One money blogger I spoke to said she wished she’d thought of the challenge first. 'It's one thing to encourage people to set money aside for something like five weeks without an income but we can dip into it. It’s a constant temptation, so it’s harder to keep safe. But the idea of creating your own personal food bank could be really useful.'
The blog’s followers had plenty to offer on how to step up to the challenge too:
'Evaporated milk, dried milk, flour, rice, pasta, cheap tinned toms, soya mince, seeds to grow your own spinach (so easy to grow), sauces and gravy (makes spinach more edible!), oil, tinned meat. Buy a few extra items each week,' said one.
'Would make sure the freezer was completely full before the deadline!
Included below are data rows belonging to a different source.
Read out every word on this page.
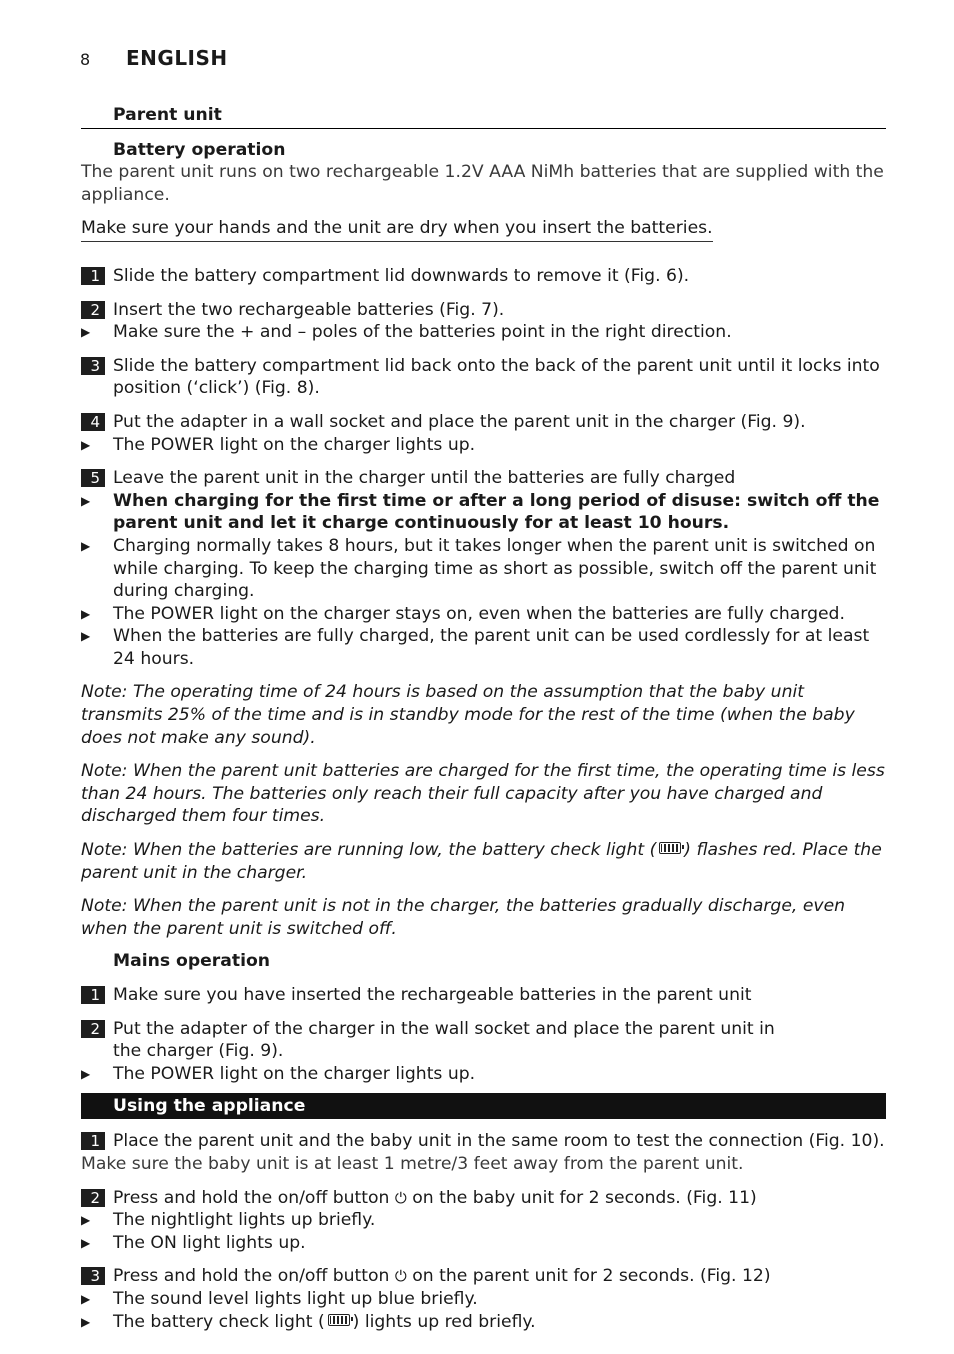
8	ENGLISH
Parent unit
Battery operation
The parent unit runs on two rechargeable 1.2V AAA NiMh batteries that are supplied with the appliance.
Make sure your hands and the unit are dry when you insert the batteries.
1 Slide the battery compartment lid downwards to remove it (Fig. 6).
2 Insert the two rechargeable batteries (Fig. 7).
▶	Make sure the + and – poles of the batteries point in the right direction.
3 Slide the battery compartment lid back onto the back of the parent unit until it locks into position (‘click’) (Fig. 8).
4 Put the adapter in a wall socket and place the parent unit in the charger (Fig. 9).
▶	The POWER light on the charger lights up.
5 Leave the parent unit in the charger until the batteries are fully charged
▶	When charging for the first time or after a long period of disuse: switch off the parent unit and let it charge continuously for at least 10 hours.
▶	Charging normally takes 8 hours, but it takes longer when the parent unit is switched on while charging. To keep the charging time as short as possible, switch off the parent unit during charging.
▶	The POWER light on the charger stays on, even when the batteries are fully charged.
▶	When the batteries are fully charged, the parent unit can be used cordlessly for at least 24 hours.
Note: The operating time of 24 hours is based on the assumption that the baby unit transmits 25% of the time and is in standby mode for the rest of the time (when the baby does not make any sound).
Note: When the parent unit batteries are charged for the first time, the operating time is less than 24 hours. The batteries only reach their full capacity after you have charged and discharged them four times.
Note: When the batteries are running low, the battery check light ( ) flashes red. Place the parent unit in the charger.
Note: When the parent unit is not in the charger, the batteries gradually discharge, even when the parent unit is switched off.
Mains operation
1 Make sure you have inserted the rechargeable batteries in the parent unit
2 Put the adapter of the charger in the wall socket and place the parent unit in the charger (Fig. 9).
▶	The POWER light on the charger lights up.
Using the appliance
1 Place the parent unit and the baby unit in the same room to test the connection (Fig. 10).
Make sure the baby unit is at least 1 metre/3 feet away from the parent unit.
2 Press and hold the on/off button ⏻ on the baby unit for 2 seconds. (Fig. 11)
▶	The nightlight lights up briefly.
▶	The ON light lights up.
3 Press and hold the on/off button ⏻ on the parent unit for 2 seconds. (Fig. 12)
▶	The sound level lights light up blue briefly.
▶	The battery check light ( ) lights up red briefly.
I have herbs and potatoes growing in the garden, so could make use of them, also have some seeds for other bits that I’d want to plant out to use,' said another.
'I could probably feed us and next door as well without getting a single extra thing,’ said one more. ‘It’s not called the Armageddon cupboard for nothing!'
And with this last one, Quids In’s ‘Doomsday Cupboard’ was born. (The word ‘armageddon’ fails the simple literacy test!) The main feature in Quids in! this issue will look at why and how to build one, with expertise shared by our friends at Foodini Club. Meanwhile, more extensive details will be available as a free download to subscribers of our monthly money email service, the Quids In Readers Club.
This is how we approach Universal Credit and all our money advice. The technical stuff is important but what we need to do is relate the challenges to people’s everyday lives. It’s an approach we’ll expand with a new service to non-welfare advisers when we open an online resource to share these and other best practice ideas on the practical support claimants could use that goes beyond how UC does and doesn’t work. (More to follow on this… so long as you’ve confirmed your subscription to keep receiving our newsletters.)
This doesn’t make us apologists for the government, or supportive even of how UC has been rolled out, it makes us pragmatists. We are just trying to find the ‘work-arounds’ to help claimants live with a system so ill-fitting with their lives that it borders on the unjust. But while many people inside and outside the DWP try to smooth its hardest edges, we’ll focus on what claimants (with support from advisers, landlords and authorities) can do to help themselves in the meantime.